Şaziye deli dolu neşeli muzip bir down genci. Önce bana çay ikram etti. Tavşan kanıymış. Öyle dedi! Ben çayımı içerken bana işaret diliyle “ben seni çok seviyorum” dedi. Belki de en güzel yaptıkları şey olan “sevmek sanatı” nı işaret dilinde bana sunması beni çok duygulandırdı. “Ah Şaziye, ben de seni çok sevdim.” Sonra işaret dilinde öğrendiği diğer şeyleri anlattı bana. Ayları, yılları, hayvanları bitirdiklerini söyledi. Üzerine ritm derslerinde bitirdikleri 2 parçadan mini bir konser verdi bana Şaziye. Çaldığı enstrümanla adeta bütünleşmişti. Gerçekten eşsizdi.

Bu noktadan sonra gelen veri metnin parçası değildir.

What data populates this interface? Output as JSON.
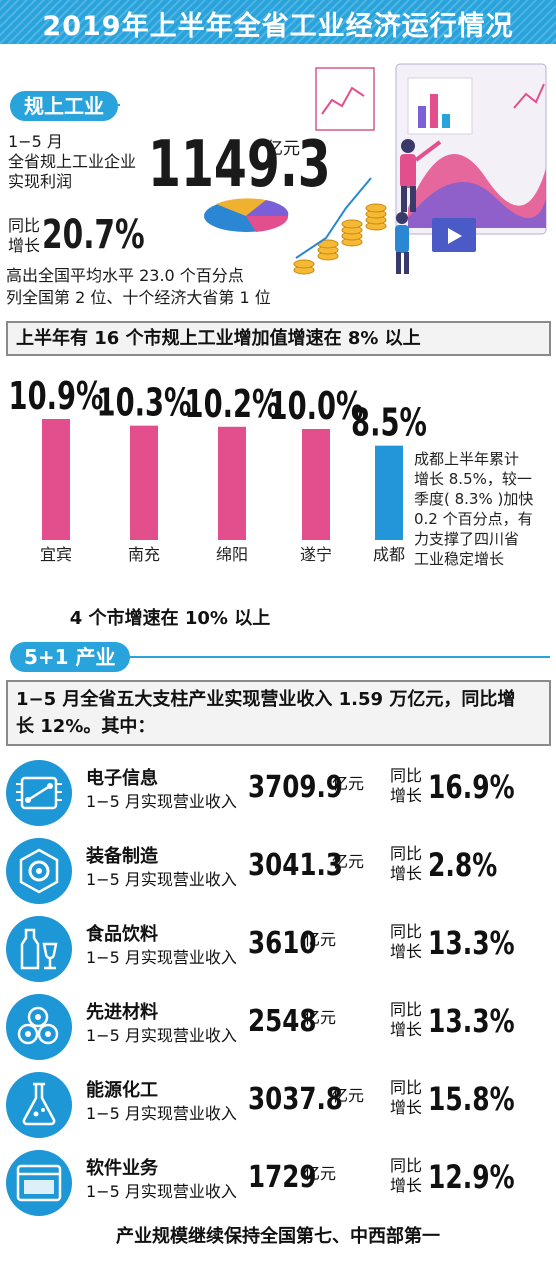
{
  "header": {
    "title": "2019年上半年全省工业经济运行情况"
  },
  "section1": {
    "label": "规上工业",
    "line1": "1−5 月",
    "line2": "全省规上工业企业",
    "line3": "实现利润",
    "profit_value": "1149.3",
    "profit_unit": "亿元",
    "yoy_label_1": "同比",
    "yoy_label_2": "增长",
    "yoy_value": "20.7%",
    "note1": "高出全国平均水平 23.0 个百分点",
    "note2": "列全国第 2 位、十个经济大省第 1 位"
  },
  "growth_box": {
    "text": "上半年有 16 个市规上工业增加值增速在 8% 以上"
  },
  "chart_data": {
    "type": "bar",
    "categories": [
      "宜宾",
      "南充",
      "绵阳",
      "遂宁",
      "成都"
    ],
    "values": [
      10.9,
      10.3,
      10.2,
      10.0,
      8.5
    ],
    "value_labels": [
      "10.9%",
      "10.3%",
      "10.2%",
      "10.0%",
      "8.5%"
    ],
    "colors": [
      "#e24f8c",
      "#e24f8c",
      "#e24f8c",
      "#e24f8c",
      "#2296d8"
    ],
    "annotation": "成都上半年累计增长 8.5%，较一季度( 8.3% )加快 0.2 个百分点，有力支撑了四川省工业稳定增长",
    "annotation_lines": [
      "成都上半年累计",
      "增长 8.5%，较一",
      "季度( 8.3% )加快",
      "0.2 个百分点，有",
      "力支撑了四川省",
      "工业稳定增长"
    ],
    "caption": "4 个市增速在 10% 以上",
    "ylim": [
      0,
      12
    ],
    "grid": false
  },
  "section2": {
    "label": "5+1 产业",
    "summary_line1": "1−5 月全省五大支柱产业实现营业收入 1.59 万亿元，同比增",
    "summary_line2": "长 12%。其中："
  },
  "industries": [
    {
      "name": "电子信息",
      "desc": "1−5 月实现营业收入",
      "value": "3709.9",
      "unit": "亿元",
      "yoy_label_1": "同比",
      "yoy_label_2": "增长",
      "yoy": "16.9%",
      "icon": "circuit-board-icon"
    },
    {
      "name": "装备制造",
      "desc": "1−5 月实现营业收入",
      "value": "3041.3",
      "unit": "亿元",
      "yoy_label_1": "同比",
      "yoy_label_2": "增长",
      "yoy": "2.8%",
      "icon": "gear-icon"
    },
    {
      "name": "食品饮料",
      "desc": "1−5 月实现营业收入",
      "value": "3610",
      "unit": "亿元",
      "yoy_label_1": "同比",
      "yoy_label_2": "增长",
      "yoy": "13.3%",
      "icon": "bottle-glass-icon"
    },
    {
      "name": "先进材料",
      "desc": "1−5 月实现营业收入",
      "value": "2548",
      "unit": "亿元",
      "yoy_label_1": "同比",
      "yoy_label_2": "增长",
      "yoy": "13.3%",
      "icon": "material-rolls-icon"
    },
    {
      "name": "能源化工",
      "desc": "1−5 月实现营业收入",
      "value": "3037.8",
      "unit": "亿元",
      "yoy_label_1": "同比",
      "yoy_label_2": "增长",
      "yoy": "15.8%",
      "icon": "flask-icon"
    },
    {
      "name": "软件业务",
      "desc": "1−5 月实现营业收入",
      "value": "1729",
      "unit": "亿元",
      "yoy_label_1": "同比",
      "yoy_label_2": "增长",
      "yoy": "12.9%",
      "icon": "software-window-icon"
    }
  ],
  "footer": {
    "text": "产业规模继续保持全国第七、中西部第一"
  }
}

Mehmet ile de tanıştırmak istiyorum sizi. Mehmet aralarına yeni katılan bir down genci. Tertemiz bakışlar..Naif kibar bir tebessüm… Aynı zamanda fanatik bir Beşiktaşlı Mehmet. Kartal pençesi hareketi yaparak fotoğrafının çekilmesini istedi benden. Bana bir kısmı tavanda asılı olan, bir kısmı da kafenin kütüphanesinde duran, bağışçıların getirdiği kitapları gösterdi. Hangilerini okuduğunu sordum, okuduğu bazı kitapları anlattı bana.

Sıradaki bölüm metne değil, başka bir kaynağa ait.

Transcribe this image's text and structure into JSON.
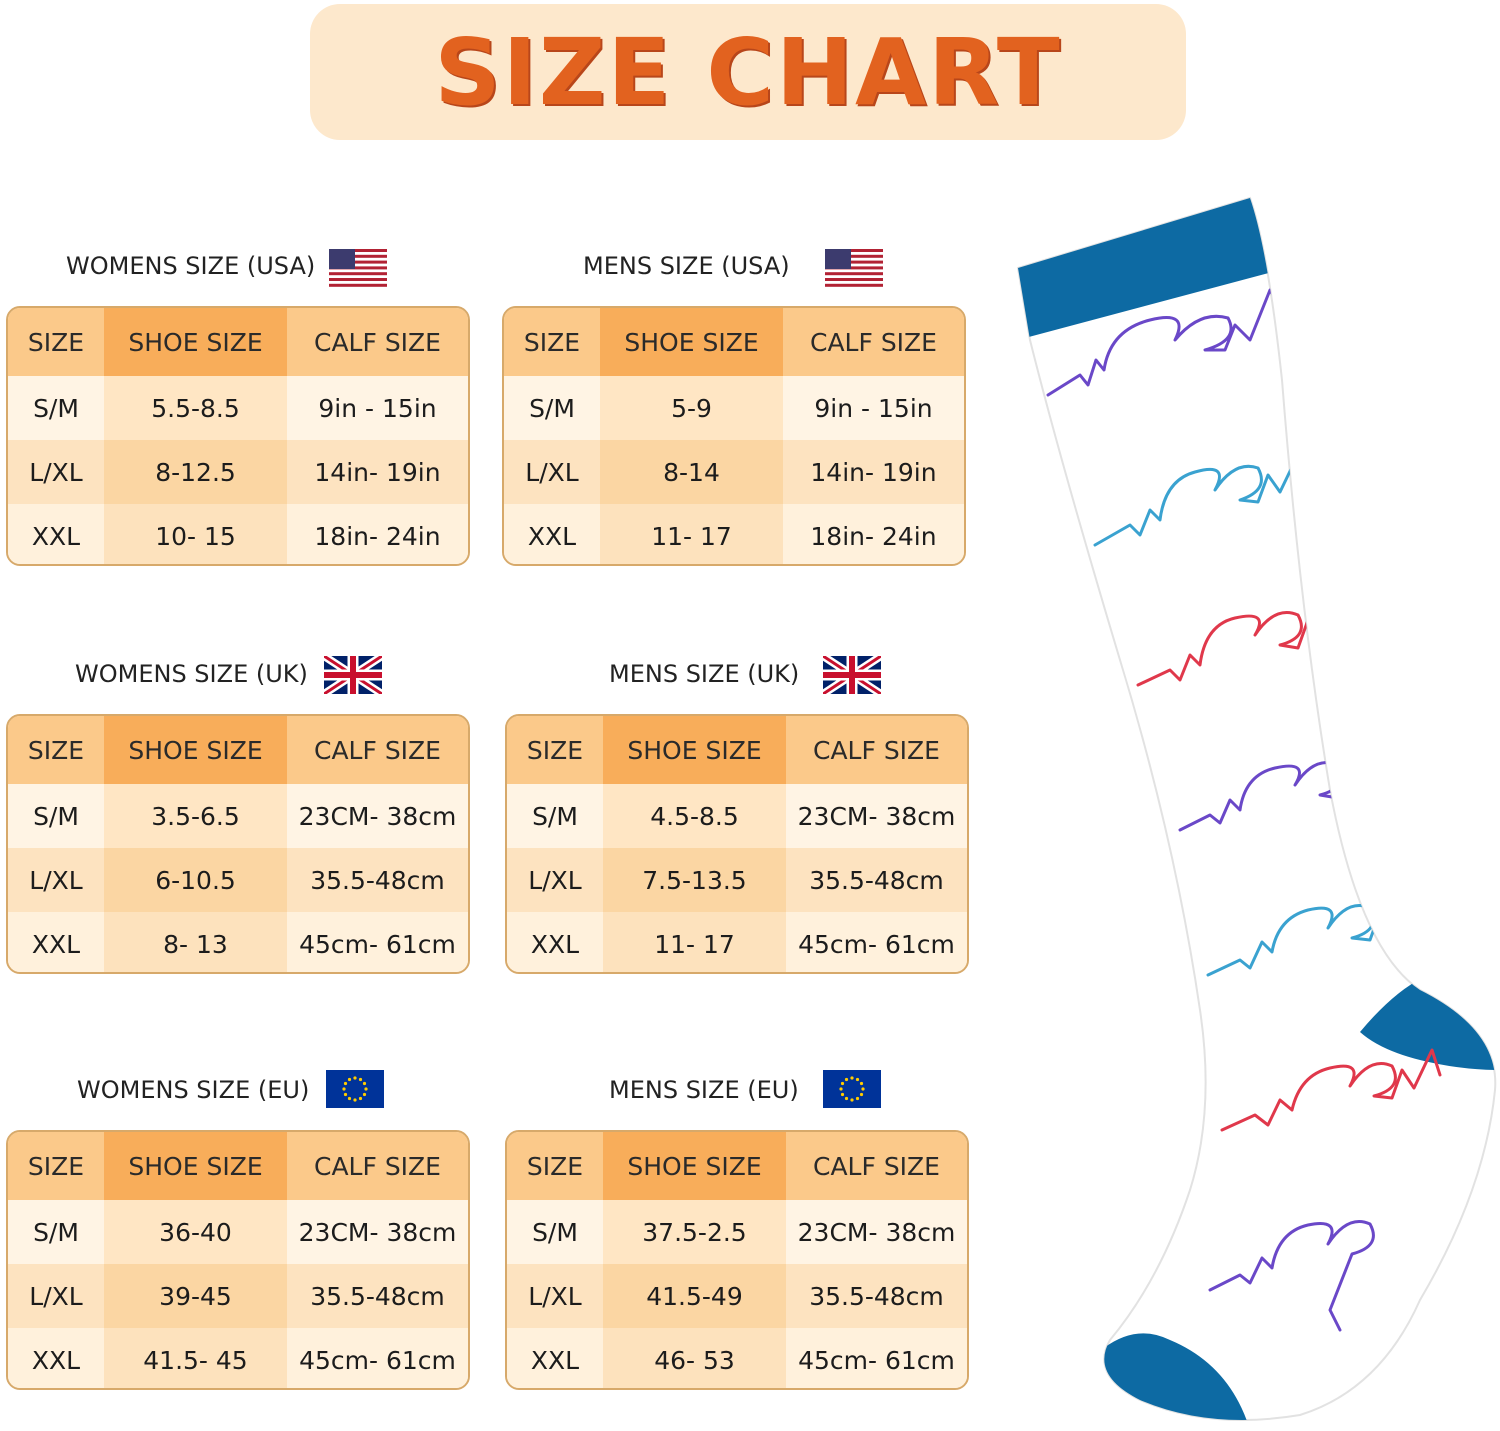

En son tanıştığım down genci Burak idi. Önce bana özenli bir yemek servisi yaptı. Çok lezzetli bir mercimekli köfte yedim Burak’ın elinden! Şaziye de Ona yardım etti. Sonra bana üzerinde “sadece farklıyız” yazan siyah bir tshirt hediye ederek bana tarifi imkansız bir mutluluk verdi Burak. Sonrasında birbirimize kırmızı önlüklerimizi giydirip birlikte servis yaptık.

Biraz hüzünlü, biraz düşünceli, oldukça huzurlu ve bir daha görüşmek dilekleriyle ayrıldım Down Cafe’den. Dünyada her yıl 6bin bebek down sendromlu doğuyor. Sayıları şu an Türkiye’de 70bin, dünyada ise 6milyon civarında. Biliyorum ki eğitimsiz ve sevgisiz geçecek olan her gün Onları dipsiz bir karanlığa sürükleyecek. Lütfen Onların gerçekliklerini topluma anlatabilmek adına yapılan çalışmalarda imkanlar ve vakitler elverdiğince bizler de olmaya çalışalım… Onları aramıza, hayatımıza, kalbimize, dostluğumuza alalım…Ve Onların sosyallikten ve sevgiden uzak kalarak karanlığa sürüklenmesine izin vermeyelim.

Unutmayalım ki; Onlar tıpkı bizim gibiler. +1 kromozom farkla.